The recording seems to fast-forward at this point, skipping through several scenes of Chaos giving an object lesson about each of the clouds in turn, from the fluffy Stratocumulus to the terrifying Cumulonimbus which they have given a mean scowl of a face. Ten minutes of mind-numbing education and at least one musical number later, the fast-forwarding stops, cutting to Licky mid-sentence.
"… fly a kite in a thunderstorm!"
"No!" comes the crying of the pre-recorded chorus of kids.
"Unless you're Cid Franklin!" Tia jokes.
The gang all waves goodbye, and at this point the camera pans out and there is the voice of an older man yelling "Cut!" loudly overtaking all other audio in the shot.
A man in a cherry-red business suit walks onto the set, his matching tie loosened considerably as he runs his hand through his ginger hair.
"Garland, that was absolutely terrible," he says.
"Come on, Mr. Warrior, I think we have a really good show on our hands. We just have to work through the growing pains," Chaos, says before stripping off the more easily removed parts of his outfit and becoming the actor / writer Garland.
"Look the studio is going bankrupt, we're going to need something better than this," Mr. Warrior says.
"I have an idea," says a woman in a white blouse and skirt, holding a clipboard as she approaches from the opposite side of the stage.
"What's that Ms. White?" Mr. Warrior asks, running his hand along the cheap plastic and foam set, trying to pretend like he hasn't heard this conversation a thousand times before.
"Kid's shows are out. We're never gonna compete with that show with the two plumbers," she says, with a crisp tone that sounds vaguely of clinking gil coins; absent completely is the sound of any artistic integrity.
"Hey boss," comes a gruff voice of the gaffer, a shirtless bodybuilder who is busy hauling lighting equipment. "What's the lady suit doin' here?"
"Easy, Monk. She's trying to pitch that show change again," Mr. Warrior replied. "Wants to make it into a teenage high fantasy adventure."
"Uh, should I stop rolling guys?" says the cameraman, his voice overtaking everything else.

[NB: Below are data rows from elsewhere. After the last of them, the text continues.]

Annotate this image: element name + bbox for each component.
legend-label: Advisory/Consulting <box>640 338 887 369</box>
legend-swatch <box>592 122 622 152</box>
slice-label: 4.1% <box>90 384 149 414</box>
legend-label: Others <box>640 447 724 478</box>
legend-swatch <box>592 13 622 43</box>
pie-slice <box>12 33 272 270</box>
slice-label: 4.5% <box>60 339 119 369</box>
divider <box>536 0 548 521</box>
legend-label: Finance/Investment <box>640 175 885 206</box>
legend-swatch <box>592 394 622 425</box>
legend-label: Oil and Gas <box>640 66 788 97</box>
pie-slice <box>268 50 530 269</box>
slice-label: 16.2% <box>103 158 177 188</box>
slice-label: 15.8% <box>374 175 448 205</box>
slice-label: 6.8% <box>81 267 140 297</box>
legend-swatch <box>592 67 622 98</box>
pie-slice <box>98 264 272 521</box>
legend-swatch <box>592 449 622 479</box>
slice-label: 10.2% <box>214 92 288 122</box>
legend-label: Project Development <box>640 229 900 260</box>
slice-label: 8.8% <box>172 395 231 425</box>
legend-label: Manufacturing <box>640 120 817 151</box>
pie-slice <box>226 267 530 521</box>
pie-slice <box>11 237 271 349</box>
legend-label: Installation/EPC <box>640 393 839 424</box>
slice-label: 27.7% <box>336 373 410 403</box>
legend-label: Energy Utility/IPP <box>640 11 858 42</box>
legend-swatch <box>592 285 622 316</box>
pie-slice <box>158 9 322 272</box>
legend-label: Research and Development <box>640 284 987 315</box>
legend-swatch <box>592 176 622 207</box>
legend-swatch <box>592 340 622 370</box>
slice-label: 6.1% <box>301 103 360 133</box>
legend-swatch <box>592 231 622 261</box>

"May as well keep it running, Red. It'll make good Behind The Scenes footage," Ms. White replies. "And I'm simply proposing what I think is best. We're in rough shape guys, we have to shake things up a little bit."
"Didn't that Dragon show do it first though?" Mr. Warrior asks.
"But we can do it better," Ms. White insists her voice leaning into Mr. Warrior, despite her body remaining perfectly still. An attempt at breeding comradery where there was none.
Mr. Warrior sighs. "I'm open to suggestions. But I have to say, I think I'm better at telling a story than doing an action-packed show."
"Well great! I'll run up a draft and we can talk it over. We can even re-use a lot of these guys. We'll just have to make them a bit more… monstrous," Ms. White says. "And as for the heroes, uh. I guess we can use the talent we have in house."
Ms. White walks up to Monk and pats his biceps. Monk sighs. "I'm not much of an actor. I was hired to lift heavy things."
"Strong, silent type!" She says. "We'll need some celebrity talent too. I think that magician is still in town. Black something or other. I'll give him a call."
The image slowly begins to fizzle out as the tape ends. The presenter, garbed in brown linens with a green bandana, sets the tape on your desk. "And that was the disastrous first run of Final Fantasy, before it became what it is today. They didn't want anybody to know about this. Bit of an embarrassment for the company you know."
He walks away from you, lights a cigarette and lets out a sigh. "But I guess you could say… I stole the show."